The first blizzard since Inauguration Day prompted someone to toss the protest sign and bring that stroller back inside. But many young Americans, including myself, are still wondering: in a time of urgent environmental crises, compounded by extraordinary political upheaval, is it practical — or ethical, or sane — to have children?

The fallout from November’s presidential election will make the near future much harder for those seeking reproductive freedom, equitable health care, fair wages, education reform, and more progressive maternal and family leave policies. To top it off: this past month, Trump — who pledged during his campaign to favor the oil, gas, and coal industries by reducing regulations — reiterated that he is prepared to withdraw from the 2015 Paris agreement, a global pact to cut emissions.

Progressives can work to win big in the 2018 midterm elections, take control of the House and Senate, and impeach the president. Collective outrage is, perhaps, on our side. But American dysfunction is one thing;  global population growth — and the onrushing specter of total overpopulation — is quite another.

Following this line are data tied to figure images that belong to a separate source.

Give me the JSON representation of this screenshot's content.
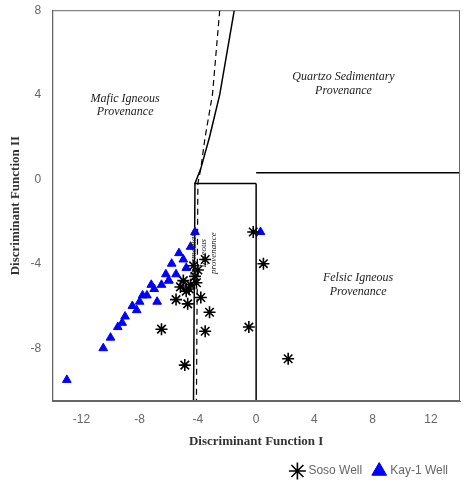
{
  "chart_data": {
    "type": "scatter",
    "xlabel": "Discriminant Function I",
    "ylabel": "Discriminant Function II",
    "xlim": [
      -14,
      14
    ],
    "ylim": [
      -10.5,
      8
    ],
    "xticks": [
      -12,
      -8,
      -4,
      0,
      4,
      8,
      12
    ],
    "yticks": [
      -8,
      -4,
      0,
      4,
      8
    ],
    "grid": false,
    "legend": "bottom right",
    "series": [
      {
        "type": "line",
        "color": "black",
        "line_style": "solid",
        "x": [
          -1.5,
          -2.5,
          -3.2,
          -3.8,
          -4.2,
          -4.3
        ],
        "values": [
          8.0,
          4.0,
          2.0,
          0.5,
          -0.2,
          -10.5
        ]
      },
      {
        "type": "line",
        "color": "black",
        "line_style": "dashed",
        "x": [
          -2.5,
          -3.0,
          -3.5,
          -3.8,
          -4.0,
          -4.1
        ],
        "values": [
          8.0,
          4.0,
          2.0,
          0.5,
          -0.2,
          -10.5
        ]
      },
      {
        "type": "line",
        "color": "black",
        "line_style": "solid",
        "x": [
          -4.25,
          0.0
        ],
        "values": [
          -0.2,
          -0.2
        ]
      },
      {
        "type": "line",
        "color": "black",
        "line_style": "solid",
        "x": [
          0.0,
          0.0
        ],
        "values": [
          -0.2,
          -10.5
        ]
      },
      {
        "type": "line",
        "color": "black",
        "line_style": "solid",
        "x": [
          0.0,
          14.0
        ],
        "values": [
          0.3,
          0.3
        ]
      },
      {
        "type": "scatter",
        "name": "Soso Well",
        "color": "black",
        "marker": "star",
        "x": [
          -3.5,
          -4.0,
          -4.2,
          -4.5,
          -4.8,
          -5.2,
          -4.1,
          -3.8,
          -4.6,
          -5.0,
          -4.3,
          -4.7,
          -3.2,
          -5.5,
          -4.9,
          -3.5,
          -6.5,
          0.5,
          -0.5,
          2.2,
          -0.2
        ],
        "values": [
          -3.8,
          -4.3,
          -4.6,
          -5.0,
          -5.3,
          -5.1,
          -4.9,
          -5.6,
          -5.2,
          -4.8,
          -4.1,
          -5.9,
          -6.3,
          -5.7,
          -8.8,
          -7.2,
          -7.1,
          -4.0,
          -7.0,
          -8.5,
          -2.5
        ]
      },
      {
        "type": "scatter",
        "name": "Kay-1 Well",
        "color": "blue",
        "marker": "triangle",
        "x": [
          -4.5,
          -5.0,
          -5.5,
          -6.0,
          -6.5,
          -7.0,
          -7.5,
          -8.0,
          -8.5,
          -9.0,
          -9.5,
          -10.0,
          -4.8,
          -5.3,
          -6.2,
          -6.8,
          -7.2,
          -7.8,
          -8.2,
          -9.2,
          -10.5,
          -13.0,
          -4.2,
          -5.8,
          -6.0,
          0.3
        ],
        "values": [
          -3.2,
          -3.8,
          -4.5,
          -4.8,
          -5.0,
          -5.2,
          -5.5,
          -5.8,
          -6.0,
          -6.5,
          -7.0,
          -7.5,
          -4.2,
          -3.5,
          -4.5,
          -5.8,
          -5.0,
          -5.5,
          -6.2,
          -6.8,
          -8.0,
          -9.5,
          -2.5,
          -4.0,
          -4.8,
          -2.5
        ]
      }
    ],
    "annotations": [
      {
        "text": "Mafic Igneous\nProvenance",
        "x": -9.0,
        "y": 3.5
      },
      {
        "text": "Quartzo Sedimentary\nProvenance",
        "x": 6.0,
        "y": 4.5
      },
      {
        "text": "Felsic Igneous\nProvenance",
        "x": 7.0,
        "y": -5.0
      },
      {
        "text": "Intermediate\nIgneous\nprovenance",
        "x": -3.6,
        "y": -3.5
      }
    ]
  }
}
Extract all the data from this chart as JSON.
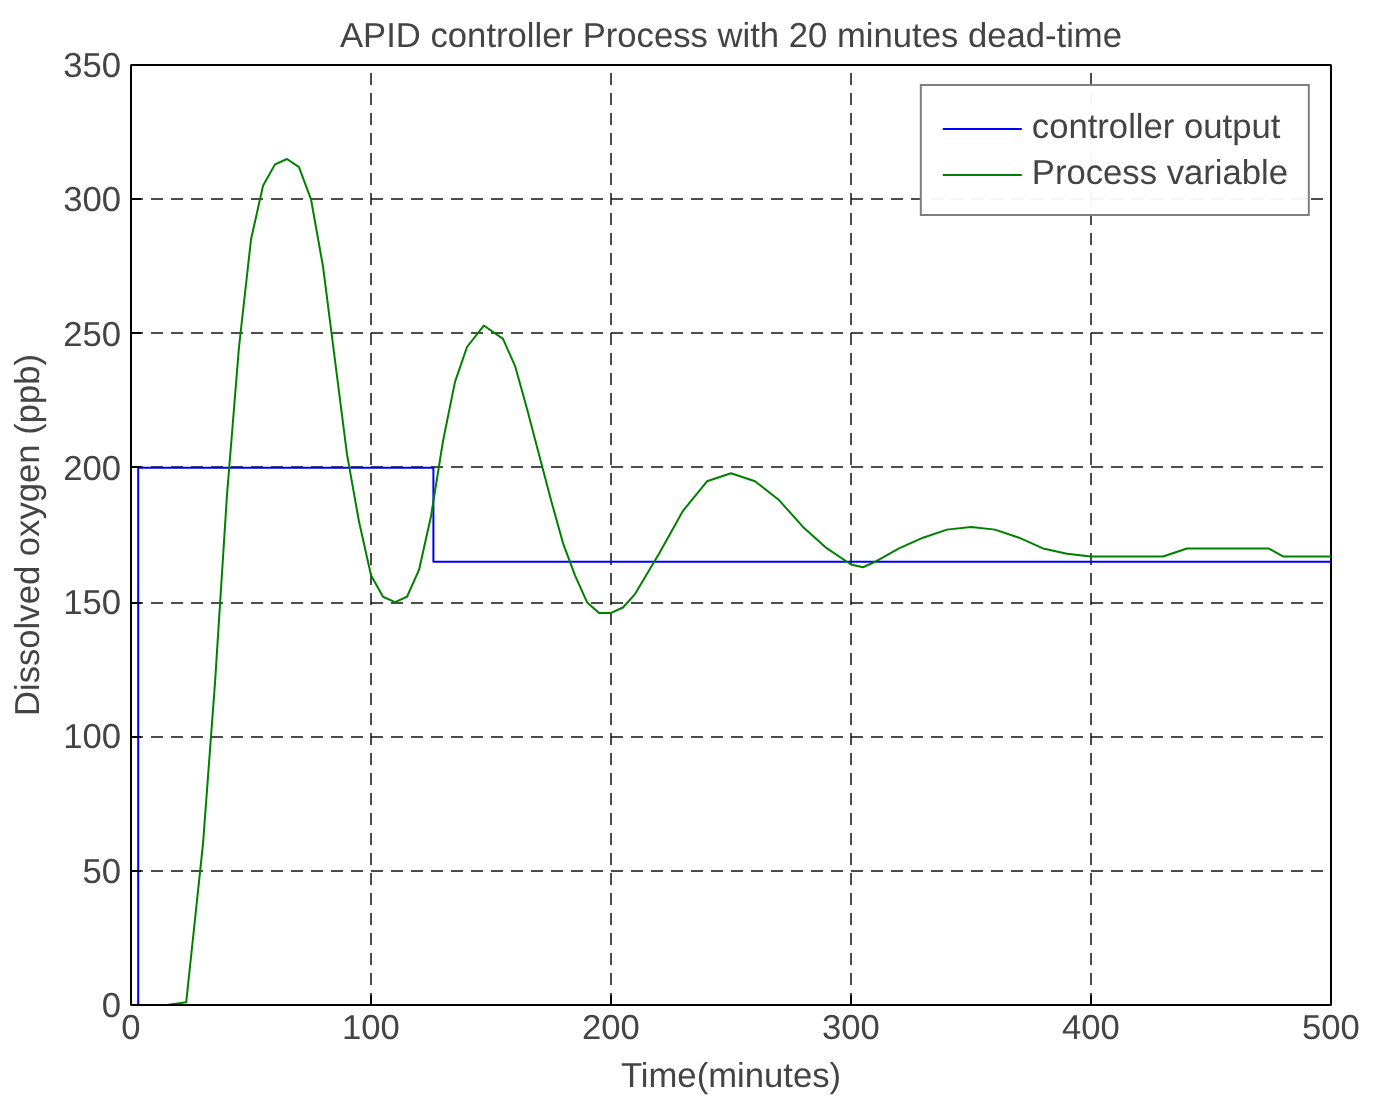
{
  "chart_data": {
    "type": "line",
    "title": "APID controller Process with 20 minutes dead-time",
    "xlabel": "Time(minutes)",
    "ylabel": "Dissolved oxygen (ppb)",
    "xlim": [
      0,
      500
    ],
    "ylim": [
      0,
      350
    ],
    "xticks": [
      0,
      100,
      200,
      300,
      400,
      500
    ],
    "yticks": [
      0,
      50,
      100,
      150,
      200,
      250,
      300,
      350
    ],
    "grid": true,
    "legend": "top right",
    "marker": "none",
    "line_style": "solid",
    "series": [
      {
        "name": "controller output",
        "color": "#0000ff",
        "type": "step",
        "x": [
          0,
          3,
          3,
          126,
          126,
          500
        ],
        "values": [
          0,
          0,
          200,
          200,
          165,
          165
        ]
      },
      {
        "name": "Process variable",
        "color": "#008000",
        "x": [
          0,
          15,
          23,
          30,
          35,
          40,
          45,
          50,
          55,
          60,
          65,
          70,
          75,
          80,
          85,
          90,
          95,
          100,
          105,
          110,
          115,
          120,
          125,
          130,
          135,
          140,
          147,
          155,
          160,
          165,
          170,
          175,
          180,
          185,
          190,
          195,
          200,
          205,
          210,
          220,
          230,
          240,
          250,
          260,
          270,
          280,
          290,
          300,
          305,
          310,
          320,
          330,
          340,
          350,
          360,
          370,
          380,
          390,
          400,
          430,
          440,
          474,
          480,
          500
        ],
        "values": [
          0,
          0,
          1,
          60,
          120,
          190,
          245,
          285,
          305,
          313,
          315,
          312,
          300,
          275,
          240,
          205,
          180,
          160,
          152,
          150,
          152,
          162,
          182,
          210,
          232,
          245,
          253,
          248,
          238,
          222,
          205,
          188,
          172,
          160,
          150,
          146,
          146,
          148,
          153,
          168,
          184,
          195,
          198,
          195,
          188,
          178,
          170,
          164,
          163,
          165,
          170,
          174,
          177,
          178,
          177,
          174,
          170,
          168,
          167,
          167,
          170,
          170,
          167,
          167
        ]
      }
    ]
  }
}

The United Nations now calculates 7 billion humans on Earth, compared to less than one billion just 200 years ago. It is not unlikely that before long, homo sapiens will flare up and flame out, like a doomed culture rampaging through a Petri dish.

In the 2016 satirical movie Idiocracy, a man and woman are cryogenically frozen for 500 years, then awake into an America of morons, dolts, and mindless consumers. Centuries of smart people have declined to bring children into the world, leaving the weak-minded to inherit the earth (the American president in that movie, a buffoon named Dwayne Elizondo Mountain Dew Herbert Camacho, also looks uncomfortably familiar these days).

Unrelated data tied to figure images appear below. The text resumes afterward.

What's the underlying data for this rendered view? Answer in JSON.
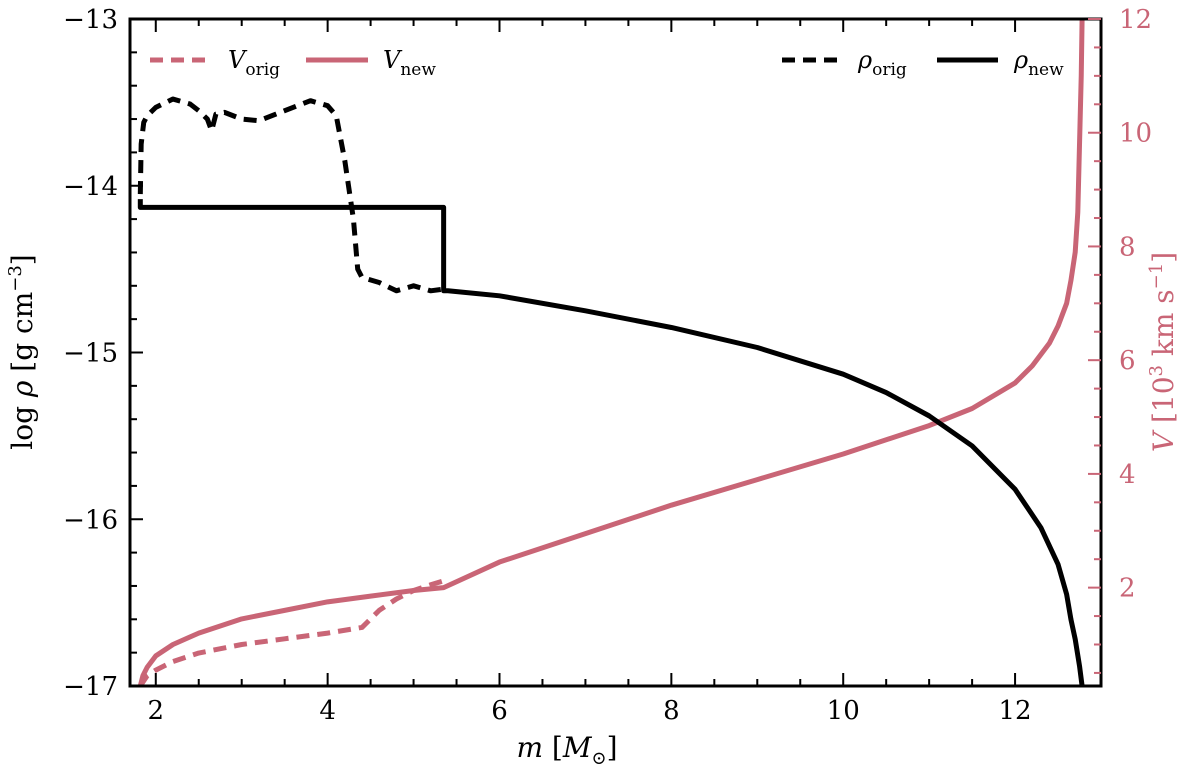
{
  "chart_data": {
    "type": "line",
    "x_axis": {
      "label": "m [M⊙]",
      "range": [
        1.7,
        13.0
      ],
      "ticks": [
        2,
        4,
        6,
        8,
        10,
        12
      ]
    },
    "y_left": {
      "label": "log ρ [g cm⁻³]",
      "range": [
        -17,
        -13
      ],
      "ticks": [
        -17,
        -16,
        -15,
        -14,
        -13
      ],
      "tick_labels": [
        "−17",
        "−16",
        "−15",
        "−14",
        "−13"
      ]
    },
    "y_right": {
      "label": "V [10³ km s⁻¹]",
      "range": [
        0.27,
        12
      ],
      "ticks": [
        2,
        4,
        6,
        8,
        10,
        12
      ],
      "color": "#c96576"
    },
    "colors": {
      "density": "#000000",
      "velocity": "#c96576"
    },
    "grid": false,
    "legends": [
      {
        "position": "top-left",
        "entries": [
          "V_orig",
          "V_new"
        ]
      },
      {
        "position": "top-right",
        "entries": [
          "ρ_orig",
          "ρ_new"
        ]
      }
    ],
    "series": [
      {
        "name": "ρ_orig",
        "axis": "left",
        "style": "dashed",
        "color": "#000000",
        "x": [
          1.82,
          1.83,
          1.86,
          1.9,
          2.0,
          2.2,
          2.4,
          2.5,
          2.6,
          2.65,
          2.7,
          2.8,
          3.0,
          3.2,
          3.5,
          3.8,
          4.0,
          4.1,
          4.2,
          4.3,
          4.35,
          4.4,
          4.6,
          4.8,
          5.0,
          5.2,
          5.35
        ],
        "y": [
          -14.05,
          -13.75,
          -13.62,
          -13.58,
          -13.53,
          -13.48,
          -13.51,
          -13.55,
          -13.6,
          -13.67,
          -13.57,
          -13.56,
          -13.6,
          -13.61,
          -13.55,
          -13.49,
          -13.52,
          -13.58,
          -13.85,
          -14.2,
          -14.5,
          -14.55,
          -14.58,
          -14.63,
          -14.6,
          -14.63,
          -14.62
        ]
      },
      {
        "name": "ρ_new",
        "axis": "left",
        "style": "solid",
        "color": "#000000",
        "x": [
          1.82,
          1.82,
          5.35,
          5.35,
          5.4,
          6.0,
          7.0,
          8.0,
          9.0,
          10.0,
          10.5,
          11.0,
          11.5,
          12.0,
          12.3,
          12.5,
          12.6,
          12.65,
          12.7,
          12.75,
          12.78
        ],
        "y": [
          -14.08,
          -14.13,
          -14.13,
          -14.63,
          -14.63,
          -14.66,
          -14.75,
          -14.85,
          -14.97,
          -15.13,
          -15.24,
          -15.38,
          -15.56,
          -15.82,
          -16.05,
          -16.27,
          -16.45,
          -16.6,
          -16.72,
          -16.88,
          -17.0
        ]
      },
      {
        "name": "V_orig",
        "axis": "right",
        "style": "dashed",
        "color": "#c96576",
        "x": [
          1.82,
          1.9,
          2.0,
          2.2,
          2.5,
          3.0,
          3.5,
          4.0,
          4.4,
          4.6,
          4.8,
          5.0,
          5.2,
          5.35
        ],
        "y": [
          0.27,
          0.45,
          0.55,
          0.7,
          0.85,
          1.0,
          1.1,
          1.2,
          1.3,
          1.6,
          1.8,
          1.95,
          2.05,
          2.12
        ]
      },
      {
        "name": "V_new",
        "axis": "right",
        "style": "solid",
        "color": "#c96576",
        "x": [
          1.82,
          1.85,
          1.9,
          2.0,
          2.2,
          2.5,
          3.0,
          3.5,
          4.0,
          4.5,
          5.0,
          5.35,
          6.0,
          7.0,
          8.0,
          9.0,
          10.0,
          11.0,
          11.5,
          12.0,
          12.2,
          12.4,
          12.5,
          12.6,
          12.65,
          12.7,
          12.73,
          12.75,
          12.77,
          12.78
        ],
        "y": [
          0.27,
          0.45,
          0.6,
          0.8,
          1.0,
          1.2,
          1.45,
          1.6,
          1.75,
          1.85,
          1.95,
          2.0,
          2.45,
          2.95,
          3.45,
          3.9,
          4.35,
          4.85,
          5.15,
          5.6,
          5.9,
          6.3,
          6.6,
          7.0,
          7.4,
          7.9,
          8.6,
          9.8,
          11.0,
          12.0
        ]
      }
    ]
  }
}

Perhaps arguing that dumb people need to stop breeding so much smacks a bit of eugenics. Does film director Mike Judge, who created Beavis and Butt-Head, mean to imply that good breeding prevents societal ills? If he does, it rather sours the punchline.

Yet while liberals fret over such questions, America is also home to millions who couldn’t care less. Take the thousands of members of the conservative fundamentalist Christian movement called Quiverfull — a group that promotes compulsory procreation, arguing that having as many children as possible is a moral duty. The social lesson seems to be: if you can’t beat ’em, outpopulate ’em. How on earth should one respond to that?

Comedian Bill Burr has suggested that the government should start randomly sinking cruise ships, because “I think it’s a good mix of people to get rid of.” I’m not sure I disagree. But it’s probably better to identify, as the World Health Organization puts it, the places “where human rights, health, environmental and equity objectives converge, rather than conflict.” As just one example, the WHO has stated that “in developing countries, approximately 200 million women express an unmet need for family planning services.”

That’s a lot of people — and a lot of carbon. In a study published by the U.S. National Academy of Sciences in 2010, researchers from Oregon State University calculated that enacting a laundry list of conservation measures — like driving a hybrid, driving less, recycling, and using energy-efficient appliances, windows, and light bulbs — would save the average American 488 metric tons of carbon dioxide over 80 years. By contrast, the amount of carbon dioxide saved by choosing to have one fewer child is nearly 20 times as much: 9,441 metric tons.

So, where does this leave me?

I’ve always wanted to have kids, and I still plan to, although I am considering adoption more seriously than I used to. In the meantime, I will be doing what I can to help ensure that the leadership in Washington — right down to officials in town and city government — takes on more people that are responsive to these issues.

Maybe, as that baby stroller implied, the world doesn’t have four more years. But I don’t see the point of going out like that. Humanity doesn’t sit in that stroller — a kid in my building does. That’s a less grand notion, but a more activating one. Many children out there need to be brought in from the proverbial — or literal — cold. While we work on that, we can protest, call our reps, volunteer, do good, and speak up.

And when I have a kid of my own, I’ll sit them down to watch Idiocracy every Christmas. As the December snows recede north each year, we’ll be snug inside, taking an annual look at who people really are — and what’s really worth fighting for.